Paromita Sengupta reviews Ghost-Eye by Amitav Ghosh (Harper Collins, 2025) and observes memory, myth, and the limits of reason in this novel.

Amitav Ghosh is an internationally acclaimed author whose work has long traversed the fertile intersections of history, ecology, migration, and colonial memory. A former teacher at the University of Delhi, Columbia University, and Harvard University, he is the recipient of numerous honours, including the Jnanpith Award and the Erasmus Prize. His writing is distinguished by its intellectual rigour and its ability to transform meticulous research into richly textured narrative worlds.

In Ghost-Eye, Ghosh extends his long-standing preoccupation with how the past inhabits the present, while moving more decisively into the realm of the metaphysical.

The novel opens with an arresting premise: three-year-old Varsha Gupta, born into a wealthy vegetarian Marwari family in Calcutta, begins to demand fish and recount memories of another life—one lived in a mud house by a river. What begins as a familial disturbance gradually unfolds into a layered inquiry into memory, identity, and the porous boundaries between lives.

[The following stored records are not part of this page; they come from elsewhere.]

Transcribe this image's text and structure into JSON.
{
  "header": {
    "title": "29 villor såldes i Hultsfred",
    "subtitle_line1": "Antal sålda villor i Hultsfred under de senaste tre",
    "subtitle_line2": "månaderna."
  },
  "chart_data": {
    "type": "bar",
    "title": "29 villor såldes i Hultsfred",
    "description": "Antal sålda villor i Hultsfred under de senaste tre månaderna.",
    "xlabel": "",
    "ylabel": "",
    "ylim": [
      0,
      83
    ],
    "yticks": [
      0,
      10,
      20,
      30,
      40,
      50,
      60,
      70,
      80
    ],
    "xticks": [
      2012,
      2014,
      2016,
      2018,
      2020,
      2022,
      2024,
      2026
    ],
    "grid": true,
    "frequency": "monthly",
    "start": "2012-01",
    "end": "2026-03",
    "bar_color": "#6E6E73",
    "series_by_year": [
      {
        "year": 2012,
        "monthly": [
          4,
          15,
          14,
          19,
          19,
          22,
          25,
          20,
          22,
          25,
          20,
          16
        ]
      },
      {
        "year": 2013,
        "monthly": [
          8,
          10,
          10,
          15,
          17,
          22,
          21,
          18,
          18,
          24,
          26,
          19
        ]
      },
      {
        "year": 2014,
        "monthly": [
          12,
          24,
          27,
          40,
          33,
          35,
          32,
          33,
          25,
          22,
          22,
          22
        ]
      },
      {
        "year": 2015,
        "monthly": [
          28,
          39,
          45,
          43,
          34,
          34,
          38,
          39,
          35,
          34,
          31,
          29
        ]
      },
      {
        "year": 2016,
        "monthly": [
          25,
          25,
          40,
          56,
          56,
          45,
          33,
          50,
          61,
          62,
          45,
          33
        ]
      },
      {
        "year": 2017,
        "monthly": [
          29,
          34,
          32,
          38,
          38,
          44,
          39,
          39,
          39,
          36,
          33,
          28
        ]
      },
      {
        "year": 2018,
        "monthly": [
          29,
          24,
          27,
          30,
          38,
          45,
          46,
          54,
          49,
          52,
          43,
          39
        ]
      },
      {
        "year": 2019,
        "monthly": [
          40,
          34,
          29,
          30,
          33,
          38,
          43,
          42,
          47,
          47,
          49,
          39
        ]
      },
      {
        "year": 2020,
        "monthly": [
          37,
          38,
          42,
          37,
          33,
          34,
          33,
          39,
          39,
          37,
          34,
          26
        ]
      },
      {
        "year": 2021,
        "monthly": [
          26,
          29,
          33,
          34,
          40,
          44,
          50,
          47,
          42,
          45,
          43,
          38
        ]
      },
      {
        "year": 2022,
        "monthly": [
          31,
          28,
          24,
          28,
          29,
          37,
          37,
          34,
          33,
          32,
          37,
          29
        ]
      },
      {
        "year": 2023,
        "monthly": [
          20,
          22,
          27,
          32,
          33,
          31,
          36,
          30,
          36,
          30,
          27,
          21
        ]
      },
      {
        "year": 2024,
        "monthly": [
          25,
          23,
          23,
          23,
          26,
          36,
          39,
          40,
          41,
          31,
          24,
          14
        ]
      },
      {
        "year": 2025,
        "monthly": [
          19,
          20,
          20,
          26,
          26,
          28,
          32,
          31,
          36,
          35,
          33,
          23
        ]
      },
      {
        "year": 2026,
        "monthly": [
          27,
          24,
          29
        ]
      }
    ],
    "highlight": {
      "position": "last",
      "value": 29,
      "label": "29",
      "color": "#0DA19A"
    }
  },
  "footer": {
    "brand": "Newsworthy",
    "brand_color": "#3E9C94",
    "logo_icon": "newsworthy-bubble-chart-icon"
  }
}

This unsettling case draws the attention of Dr. Shoma Bose, a child psychiatrist researching ‘cases of the reincarnation type’—and the narrator, Dinu’s Mashi (aunt). This familial proximity gives the investigation an added emotional charge, quietly dissolving the distance between observer and subject. As Shoma begins to document and interpret Varsha’s memories, the narrative gathers density, linking the child’s recollections to histories of displacement, ecological precarity, and the sedimented textures of Bengali folklore.